In his absence, the low hedges of the parterre had been clipped by an army of gardeners, the gravel paths raked and smoothed until they were perfectly flat and unsullied by footprints. The flowers in the vast stone urns had been lovingly weeded and watered. And the attention hadn’t been confined to the garden. Every inch of the Puccini family’s old summer home was free from dust.

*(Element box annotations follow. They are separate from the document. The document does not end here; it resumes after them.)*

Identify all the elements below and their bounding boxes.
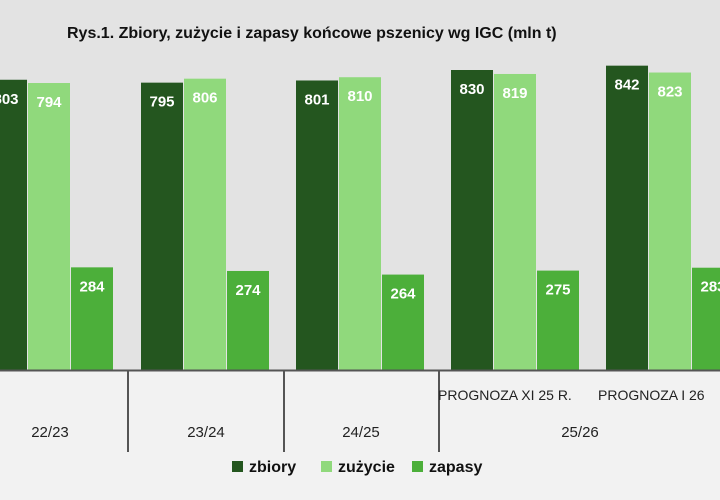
bar-zapasy-4: [692, 267, 720, 370]
legend-label-zapasy: zapasy: [429, 459, 482, 476]
legend-swatch-zbiory: [232, 461, 243, 472]
bar-label-zapasy-3: 275: [545, 282, 570, 299]
bar-zużycie-0: [28, 83, 70, 370]
category-label-0: 22/23: [31, 424, 69, 441]
legend-swatch-zużycie: [321, 461, 332, 472]
bar-zbiory-1: [141, 82, 183, 370]
bar-zapasy-0: [71, 267, 113, 370]
bar-zbiory-2: [296, 80, 338, 370]
bar-label-zużycie-2: 810: [347, 88, 372, 105]
bar-label-zbiory-1: 795: [149, 94, 174, 111]
legend-label-zużycie: zużycie: [338, 459, 395, 476]
bar-label-zbiory-2: 801: [304, 91, 329, 108]
bar-zbiory-0: [0, 79, 27, 370]
bar-zapasy-3: [537, 270, 579, 370]
bar-zużycie-1: [184, 78, 226, 371]
bar-label-zużycie-4: 823: [657, 84, 682, 101]
legend: zbiory zużycie zapasy: [232, 459, 482, 476]
bar-label-zużycie-0: 794: [36, 94, 62, 111]
bar-zapasy-1: [227, 270, 269, 370]
bars-group: 803 794 284 795 806 274 801 810 264 830 819 275 842 8…: [0, 65, 720, 371]
bar-zużycie-3: [494, 73, 536, 371]
bar-label-zapasy-0: 284: [79, 278, 105, 295]
bar-label-zużycie-3: 819: [502, 85, 527, 102]
dividers-group: [127, 371, 440, 452]
category-labels-group: 22/23 23/24 24/25 25/26 PROGNOZA XI 25 R. PRO…: [31, 387, 705, 441]
chart-title: Rys.1. Zbiory, zużycie i zapasy końcowe …: [67, 25, 557, 42]
bar-label-zbiory-4: 842: [614, 77, 639, 94]
bar-zapasy-2: [382, 274, 424, 370]
sub-label-1: PROGNOZA I 26: [598, 387, 705, 403]
category-label-2: 24/25: [342, 424, 380, 441]
category-label-1: 23/24: [187, 424, 225, 441]
bar-zbiory-4: [606, 65, 648, 370]
bar-label-zbiory-0: 803: [0, 91, 19, 108]
legend-swatch-zapasy: [412, 461, 423, 472]
legend-label-zbiory: zbiory: [249, 459, 296, 476]
bar-zużycie-4: [649, 72, 691, 370]
bar-zbiory-3: [451, 70, 493, 370]
sub-label-0: PROGNOZA XI 25 R.: [438, 387, 572, 403]
bar-zużycie-2: [339, 77, 381, 370]
category-label-3: 25/26: [561, 424, 599, 441]
bar-label-zużycie-1: 806: [192, 90, 217, 107]
bar-label-zbiory-3: 830: [459, 81, 484, 98]
bar-label-zapasy-4: 283: [700, 279, 720, 296]
bar-label-zapasy-1: 274: [235, 282, 261, 299]
bar-label-zapasy-2: 264: [390, 286, 416, 303]
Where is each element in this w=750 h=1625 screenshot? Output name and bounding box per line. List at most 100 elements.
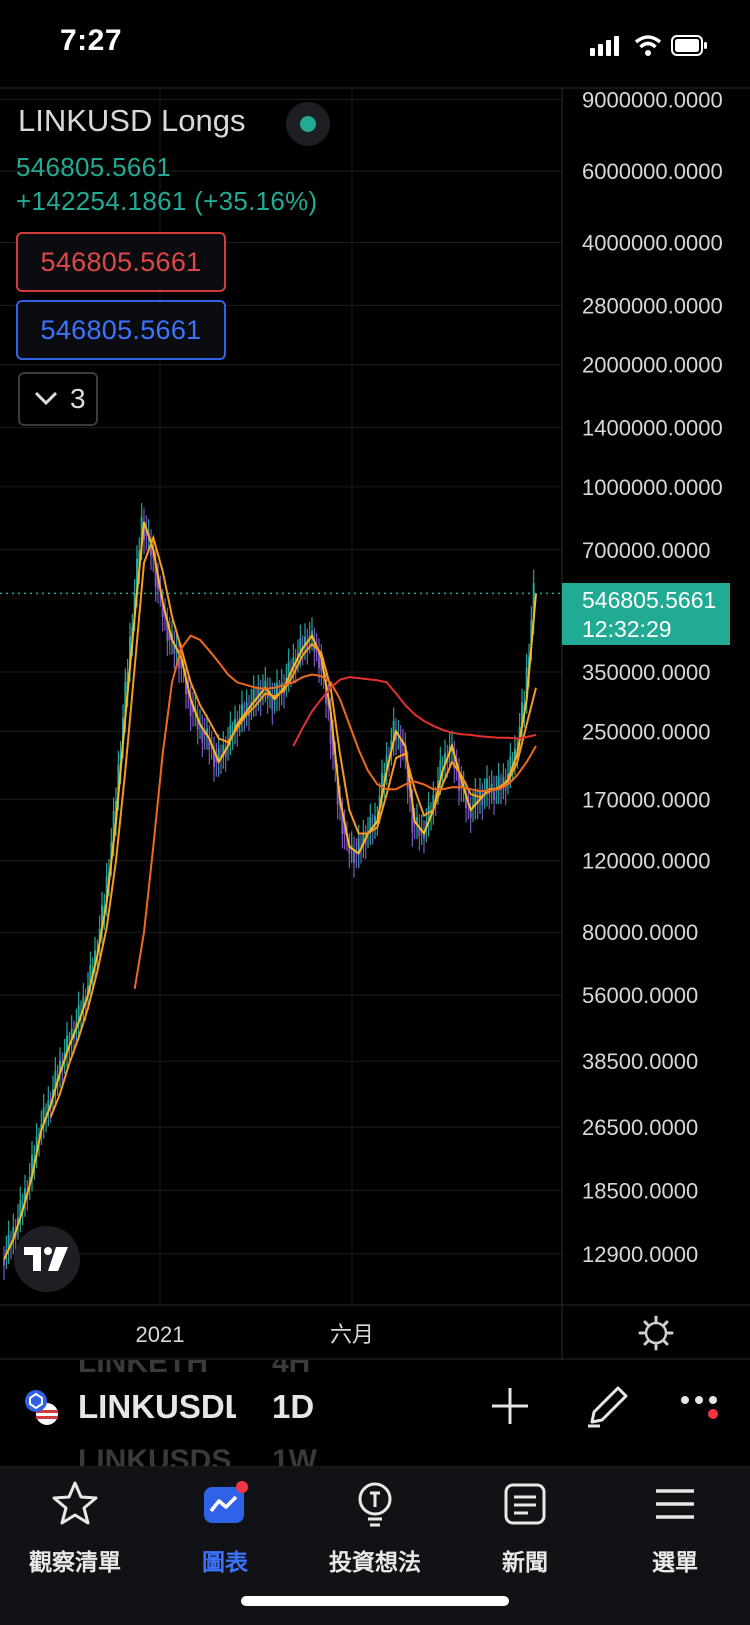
candle-body	[465, 794, 467, 808]
candle-body	[507, 773, 509, 780]
candle-body	[318, 652, 320, 669]
candle-body	[395, 731, 397, 741]
drawing-pencil-icon[interactable]	[584, 1382, 632, 1430]
lightbulb-icon	[358, 1482, 392, 1527]
candle-body	[362, 833, 365, 844]
candle-body	[89, 965, 92, 986]
candle-body	[112, 811, 115, 842]
price-axis-label: 18500.0000	[582, 1178, 698, 1203]
candle-body	[353, 850, 355, 863]
candle-body	[509, 756, 512, 774]
candle-body	[369, 817, 372, 831]
status-icons	[590, 35, 707, 56]
candle-body	[206, 728, 208, 735]
sell-button[interactable]: 546805.5661	[16, 232, 226, 292]
candle-body	[245, 703, 248, 712]
tradingview-logo[interactable]	[14, 1226, 80, 1292]
price-axis-label: 12900.0000	[582, 1242, 698, 1267]
candle-body	[227, 740, 229, 747]
symbol-picker-ghost-above: LINKETH	[78, 1360, 208, 1379]
candle-body	[54, 1070, 57, 1090]
chart-grid	[0, 88, 562, 1305]
tab-menu-label: 選單	[652, 1549, 698, 1575]
time-axis-label: 2021	[136, 1322, 185, 1347]
candle-body	[518, 726, 521, 741]
symbol-bar: LINKETH 4H LINKUSDS 1W LINKUSDLONGS 1D	[0, 1360, 750, 1466]
candle-body	[229, 724, 232, 741]
candle-body	[145, 528, 148, 536]
candle-body	[87, 985, 89, 996]
tab-chart-label: 圖表	[202, 1549, 248, 1575]
candle-body	[185, 678, 187, 695]
indicators-collapse-button[interactable]: 3	[18, 372, 98, 426]
tab-ideas[interactable]: 投資想法	[300, 1467, 450, 1577]
candle-body	[168, 630, 171, 640]
candle-body	[502, 776, 505, 785]
candle-body	[257, 688, 260, 697]
candle-body	[150, 542, 152, 556]
candle-body	[341, 811, 344, 834]
candle-body	[514, 748, 516, 761]
candle-body	[180, 657, 183, 668]
timeframe-selector[interactable]: 1D	[272, 1388, 315, 1425]
symbol-legend-title[interactable]: LINKUSD Longs	[18, 103, 246, 138]
candle-body	[311, 630, 313, 636]
buy-button[interactable]: 546805.5661	[16, 300, 226, 360]
chart-icon	[204, 1481, 248, 1523]
series-line-3	[133, 634, 537, 990]
price-axis-label: 26500.0000	[582, 1115, 698, 1140]
candle-body	[5, 1249, 8, 1255]
series-line-2	[49, 534, 537, 1118]
price-axis-label: 80000.0000	[582, 920, 698, 945]
candles	[3, 503, 535, 1281]
candle-body	[208, 738, 211, 750]
candle-body	[490, 784, 493, 790]
candle-body	[124, 682, 127, 718]
candle-body	[374, 816, 376, 825]
candle-body	[24, 1188, 26, 1203]
candle-body	[390, 741, 393, 751]
symbol-name[interactable]: LINKUSDLONGS	[78, 1388, 236, 1425]
candle-body	[52, 1089, 54, 1098]
price-chart[interactable]: 9000000.0000 6000000.0000 4000000.0000 2800…	[0, 0, 750, 1360]
candle-body	[418, 827, 421, 836]
price-axis-label: 120000.0000	[582, 849, 710, 874]
time-axis-label: 六月	[330, 1322, 374, 1347]
candle-body	[299, 638, 302, 654]
tab-news[interactable]: 新聞	[450, 1467, 600, 1577]
tab-chart[interactable]: 圖表	[150, 1467, 300, 1577]
candle-body	[19, 1200, 22, 1218]
symbol-picker-ghost-below: LINKUSDS	[78, 1444, 232, 1466]
candle-body	[28, 1176, 31, 1186]
tab-menu[interactable]: 選單	[600, 1467, 750, 1577]
market-status-indicator[interactable]	[286, 102, 330, 146]
candle-body	[458, 771, 460, 791]
candle-body	[31, 1154, 33, 1177]
candle-body	[292, 657, 295, 668]
candle-body	[276, 683, 278, 697]
candle-body	[406, 764, 409, 790]
last-price-tag-value: 546805.5661	[582, 587, 717, 613]
candle-body	[234, 719, 236, 730]
add-plus-icon[interactable]	[490, 1386, 530, 1426]
candle-body	[173, 644, 176, 655]
candle-body	[264, 680, 267, 688]
candle-body	[399, 738, 402, 754]
candle-body	[385, 755, 388, 771]
price-axis-label: 38500.0000	[582, 1049, 698, 1074]
more-options-icon[interactable]	[680, 1392, 730, 1422]
newspaper-icon	[504, 1483, 546, 1525]
candle-body	[105, 876, 108, 902]
candle-body	[129, 636, 131, 668]
candle-body	[252, 688, 255, 703]
candle-body	[416, 817, 418, 825]
candle-body	[425, 821, 428, 828]
bar-countdown: 12:32:29	[582, 616, 672, 642]
tab-watchlist[interactable]: 觀察清單	[0, 1467, 150, 1577]
candle-body	[224, 750, 227, 757]
candle-body	[481, 796, 484, 806]
candle-body	[12, 1227, 15, 1240]
status-time: 7:27	[60, 24, 123, 57]
candle-body	[189, 699, 192, 717]
candle-body	[444, 753, 446, 765]
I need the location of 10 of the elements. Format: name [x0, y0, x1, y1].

Every window and polished surface gleamed. It was the perfect place to retreat from the grime and noise of Rome in the summer months. And Romano enjoyed it so much here he’d recently decided to keep it as his main residence, even in winter, when Lake Adrina was filled with waves of polished pewter and the wind was less than gentle.

Palazzo Raverno was unique, built by an ostentatious count in the eighteenth century on a small island, shaped like a long drawn-out teardrop. On the wider end of the island Count Raverno had spared no expense in erecting a Neo-gothic Venetian palace, all high arches and ornate masonry in contrasting pink and white stone. It should have looked ridiculously out of place on a tranquil wooded island in the middle of a lake—but somehow the icing-sugar crispness of the house just made it a well-placed adornment to the island. From what he knew of the infamous count, Romano suspected this had been more by accident than design.

And if the palazzo was spectacular, the gardens took one’s breath away. Closer to the house the gardens were formal, with intricate topiary and symmetrical beds, but as they rolled away to the shore and reached to the thin end of the island they gave the impression of a natural Eden.

Romano could resist it no longer. His wandering became striding and he soon found himself walking down the shady paths, stopping to listen to the soft music of the gurgling waterfall that sprang out of a rockery. He didn’t plan a route, just let his feet take him where they wanted, and it wasn’t long before he arrived in the sunken garden.